- Meta and Yandex were stained using hidden tracking techniques
- The techniques violated Google Play policies
- The code was mysteriously removed after being pointed out by scientists
Meta and Yandex have been accused of avoiding the requirements for privacy by connecting users with their web browsing activity and cookies through native Android applications using Meta Pixel and Yandex Metrica Trackers.
The method involved the collection of data through the Localhost feature built into many built -in Android apps used for testing purposes.
Following the release of research from computer scientists at IMDEA Networks, Radboud University and KU Leuven, the script associated with the data extraction and user tracking was removed.
Hidden tracking in Android -Apps and Browsers
Specifically, the tracking was discovered on Meta’s Facebook and Instagram apps as well as Yandex’s maps and browser.
Apps use Localhost, which allows a device to send themselves a network request as part of their ability to associate browsing data with user identities.
In the researcher’s words, “these native Android -Apps browsers receive metadata, cookies and commands from Meta -Pixel and Yandex -Metrica scripts embedded on thousands of sites. These JavaScripts are loaded on users’ mobile browsers and silently connected with native apps running on the same device through Localhost Sockets.”

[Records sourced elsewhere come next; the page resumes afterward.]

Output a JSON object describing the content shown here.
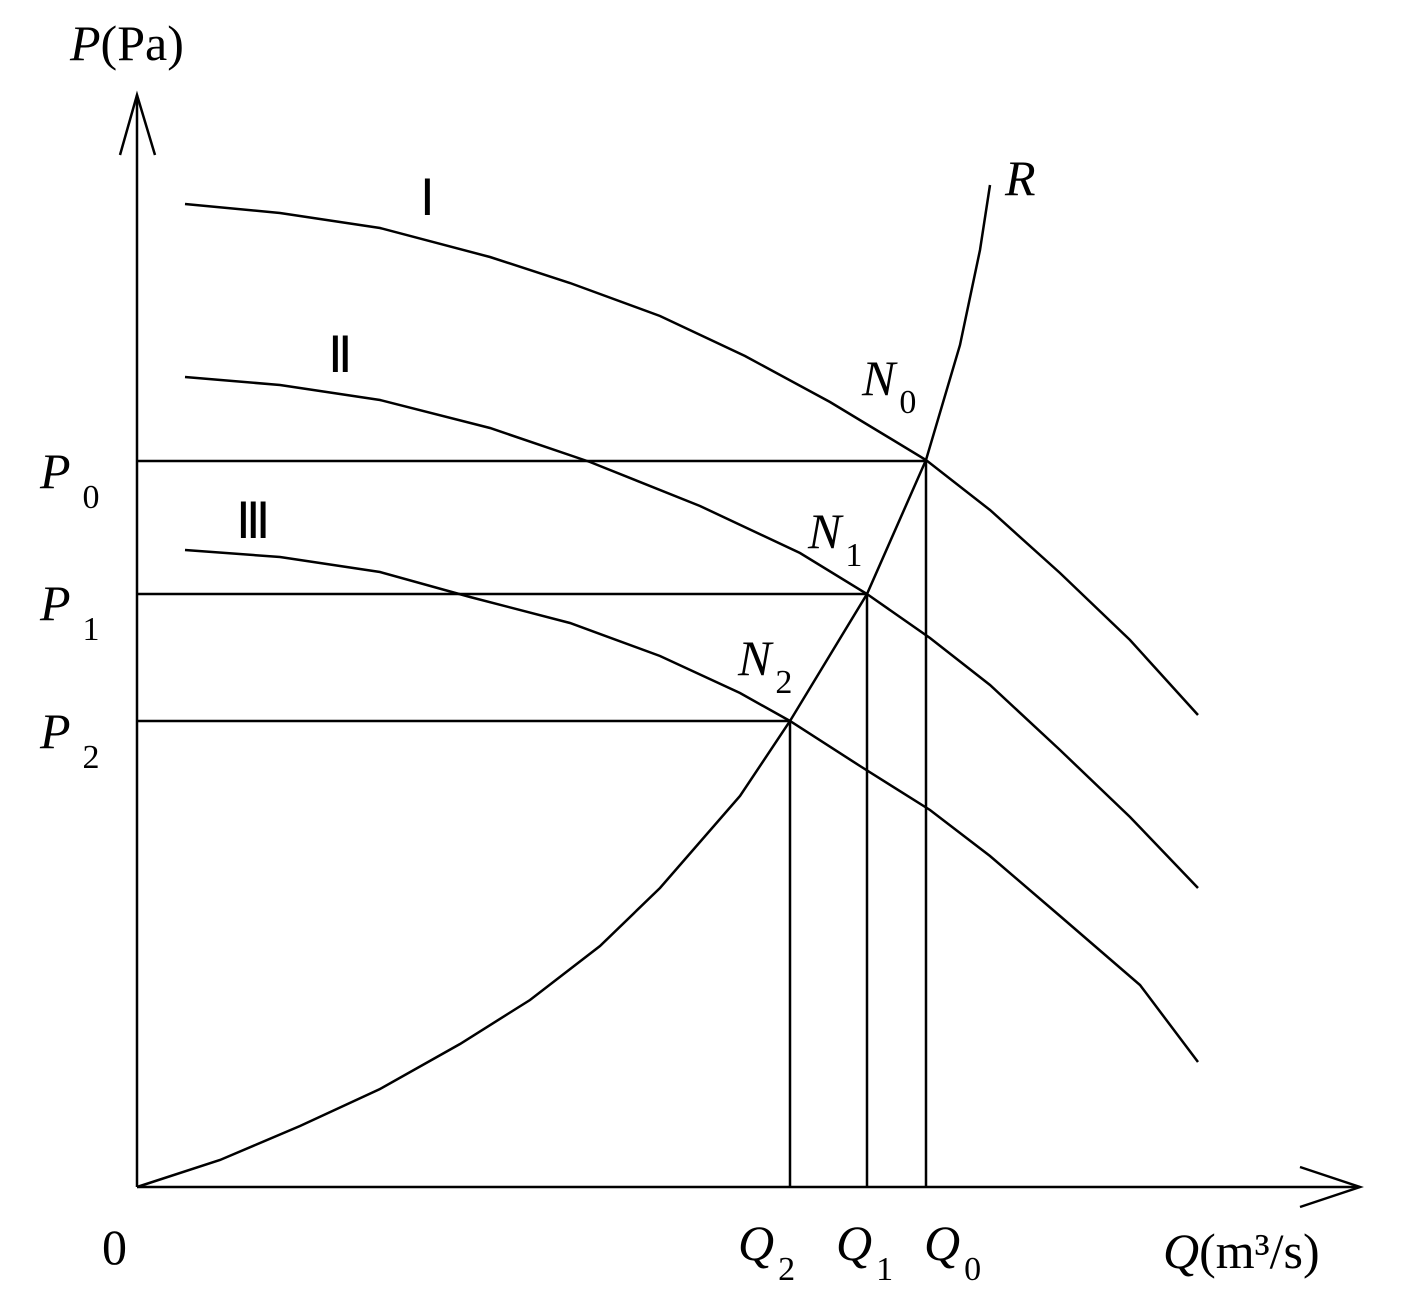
{
  "axes": {
    "y": {
      "symbol": "P",
      "unit": "(Pa)"
    },
    "x": {
      "symbol": "Q",
      "unit": "(m³/s)"
    },
    "origin": "0"
  },
  "pressure_levels": [
    {
      "symbol": "P",
      "subscript": "0"
    },
    {
      "symbol": "P",
      "subscript": "1"
    },
    {
      "symbol": "P",
      "subscript": "2"
    }
  ],
  "flow_levels": [
    {
      "symbol": "Q",
      "subscript": "2"
    },
    {
      "symbol": "Q",
      "subscript": "1"
    },
    {
      "symbol": "Q",
      "subscript": "0"
    }
  ],
  "operating_points": [
    {
      "symbol": "N",
      "subscript": "0"
    },
    {
      "symbol": "N",
      "subscript": "1"
    },
    {
      "symbol": "N",
      "subscript": "2"
    }
  ],
  "fan_curves": [
    "Ⅰ",
    "Ⅱ",
    "Ⅲ"
  ],
  "resistance_curve": "R"
}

What Meta and Yandex have essentially done is create a crack in Android Sandbox environments through which they can extract site data and cookies, bypass built -in security and protection of privacy and then connect the data with the user’s device identifiers as their identity within a meta -app or user’s Android.
When they are explored about the hidden tracking method by Registeredsaid a meta -spokesman, “We are in discussions with Google to tackle a potential miscommunication regarding the use of their policy. When we became aware of the concerns, we decided to pause the feature while working with Google to solve the problem.”
According to the researchers, Yandex has used this method of hidden tracking since 2017, while Meta started in September 2024.
Firefox and Chrombased Web browsers were the primary target of webdata extraction, with Meta and Yandex able to extract cookies that would otherwise be inaccessible due to cookie clearing, incognito-browsing and Android’s app charging system.
Told a Google Representative Ars Technica“The developers in this report use capabilities present in many browsers across iOS and Android in unintended ways that openly violate our security and privacy principles,” the representative said, referring to the developers who built the code behind Meta Pixel and Yandex Metrica. “We have already implemented changes to mitigate these invasive techniques and have opened our own investigation and are directly in contact with the parties.”